= Web skimming =

Computer security attack against HTML forms

Web skimming, formjacking or a magecart attack is an attack in which the attacker injects malicious code into a website and extracts data from an HTML form that the user has filled in. That data is then submitted to a server under control of the attacker.

== Mitigation ==
Subresource Integrity or a Content Security Policy can be used to protect against formjacking, although this does not protect against supply chain attacks. A web application firewall can also be used.

== Prevalence ==
A report in 2016 suggested as many as 6,000 e-commerce sites may have been compromised via this class of attack. In 2018, British Airways had 380,000 card details stolen via this class of attack. A similar attack affected Ticketmaster the same year, with 40,000 customers affected by maliciously injected code on payment pages.

== Magecart ==
Magecart is software used by a range of hacking groups for injecting malicious code into ecommerce sites to steal payment details. As well as targeted attacks such as on Newegg, it's been used in combination with commodity Magento extension attacks. The 'Shopper Approved' ecommerce toolkit utilised on hundreds of ecommerce sites was also compromised by Magecart as was the conspiracy site InfoWars.

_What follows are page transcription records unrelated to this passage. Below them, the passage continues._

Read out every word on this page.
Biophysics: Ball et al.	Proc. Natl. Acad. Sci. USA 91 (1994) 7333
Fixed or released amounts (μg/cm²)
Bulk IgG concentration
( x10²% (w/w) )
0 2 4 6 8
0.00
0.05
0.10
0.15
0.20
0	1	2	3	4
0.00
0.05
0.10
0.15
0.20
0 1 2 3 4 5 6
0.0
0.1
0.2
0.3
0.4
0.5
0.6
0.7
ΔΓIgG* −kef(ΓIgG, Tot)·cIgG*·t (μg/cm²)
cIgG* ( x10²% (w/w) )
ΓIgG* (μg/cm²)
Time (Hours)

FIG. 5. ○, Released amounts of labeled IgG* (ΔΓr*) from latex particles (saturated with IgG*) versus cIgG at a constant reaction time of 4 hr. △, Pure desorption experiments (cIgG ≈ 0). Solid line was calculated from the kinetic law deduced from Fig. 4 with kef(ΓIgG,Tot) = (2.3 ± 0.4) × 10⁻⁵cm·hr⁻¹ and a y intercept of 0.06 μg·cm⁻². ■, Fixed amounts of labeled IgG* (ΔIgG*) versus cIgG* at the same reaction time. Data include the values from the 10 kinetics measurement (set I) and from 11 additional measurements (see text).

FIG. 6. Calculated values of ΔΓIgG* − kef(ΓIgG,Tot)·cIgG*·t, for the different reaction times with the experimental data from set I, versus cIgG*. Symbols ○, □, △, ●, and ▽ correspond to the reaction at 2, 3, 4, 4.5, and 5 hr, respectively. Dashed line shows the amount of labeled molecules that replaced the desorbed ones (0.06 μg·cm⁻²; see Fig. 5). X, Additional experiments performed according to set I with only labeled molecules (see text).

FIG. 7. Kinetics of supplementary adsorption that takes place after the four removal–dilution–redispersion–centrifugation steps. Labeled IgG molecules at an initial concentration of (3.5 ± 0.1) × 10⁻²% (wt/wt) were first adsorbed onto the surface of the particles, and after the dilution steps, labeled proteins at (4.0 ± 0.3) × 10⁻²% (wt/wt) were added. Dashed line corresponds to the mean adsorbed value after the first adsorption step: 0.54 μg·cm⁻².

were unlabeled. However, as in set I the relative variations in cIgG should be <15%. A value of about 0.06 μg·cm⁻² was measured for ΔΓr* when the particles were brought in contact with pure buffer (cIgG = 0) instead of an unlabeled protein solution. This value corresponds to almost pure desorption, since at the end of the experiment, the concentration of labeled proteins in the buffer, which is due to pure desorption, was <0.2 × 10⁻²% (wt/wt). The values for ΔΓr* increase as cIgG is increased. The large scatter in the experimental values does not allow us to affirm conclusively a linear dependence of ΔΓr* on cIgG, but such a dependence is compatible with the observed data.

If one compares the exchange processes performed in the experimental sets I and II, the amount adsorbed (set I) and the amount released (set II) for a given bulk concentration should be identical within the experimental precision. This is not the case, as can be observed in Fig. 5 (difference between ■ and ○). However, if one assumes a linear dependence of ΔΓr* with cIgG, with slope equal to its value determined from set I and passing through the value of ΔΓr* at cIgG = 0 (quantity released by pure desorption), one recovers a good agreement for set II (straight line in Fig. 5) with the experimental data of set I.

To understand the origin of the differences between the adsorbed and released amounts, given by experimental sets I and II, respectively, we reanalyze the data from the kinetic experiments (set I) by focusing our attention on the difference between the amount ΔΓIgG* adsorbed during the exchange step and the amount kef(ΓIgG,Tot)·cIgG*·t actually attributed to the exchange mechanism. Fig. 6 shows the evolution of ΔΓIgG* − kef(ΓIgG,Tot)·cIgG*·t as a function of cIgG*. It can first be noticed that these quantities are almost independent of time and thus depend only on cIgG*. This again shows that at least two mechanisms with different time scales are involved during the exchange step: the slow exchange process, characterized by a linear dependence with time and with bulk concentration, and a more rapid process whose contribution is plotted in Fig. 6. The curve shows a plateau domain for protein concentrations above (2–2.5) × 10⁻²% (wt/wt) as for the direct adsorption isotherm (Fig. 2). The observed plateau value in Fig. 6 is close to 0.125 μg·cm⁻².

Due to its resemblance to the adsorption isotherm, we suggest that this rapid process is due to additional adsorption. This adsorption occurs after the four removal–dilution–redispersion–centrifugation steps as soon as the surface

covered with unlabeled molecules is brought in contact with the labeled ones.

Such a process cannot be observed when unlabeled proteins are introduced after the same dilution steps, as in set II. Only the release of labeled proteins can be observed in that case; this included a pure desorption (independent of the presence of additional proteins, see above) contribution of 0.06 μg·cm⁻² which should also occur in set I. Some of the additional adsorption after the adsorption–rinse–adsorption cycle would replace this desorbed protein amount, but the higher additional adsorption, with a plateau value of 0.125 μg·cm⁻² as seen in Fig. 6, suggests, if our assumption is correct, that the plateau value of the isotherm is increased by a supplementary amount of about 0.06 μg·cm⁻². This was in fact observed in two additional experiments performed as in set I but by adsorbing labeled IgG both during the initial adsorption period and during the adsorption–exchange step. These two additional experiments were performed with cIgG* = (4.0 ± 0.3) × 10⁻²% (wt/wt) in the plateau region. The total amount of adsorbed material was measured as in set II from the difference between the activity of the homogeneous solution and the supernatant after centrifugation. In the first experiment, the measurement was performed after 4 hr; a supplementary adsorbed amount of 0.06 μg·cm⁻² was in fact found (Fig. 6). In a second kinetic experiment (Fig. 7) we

According to Malwarebytes, the Magecart software has tried to avoid detection by using the WebGL API to check whether a software renderer such as "swiftshader", "llvmpipe" or "virtualbox" is used. That would indicate that the software is running in a virtual machine probably used to detect the malware rather than make a purchase.

In October 2023 a Magecraft version was reported to be inserted into all the 404 error pages of infected Web sites. The default "404 Not Found" page is used to hide and load the card-stealing code. The site visitor enters sensitive details into, for example, an order form, then sees a fake "session timeout" error, while the information is sent to the attacker.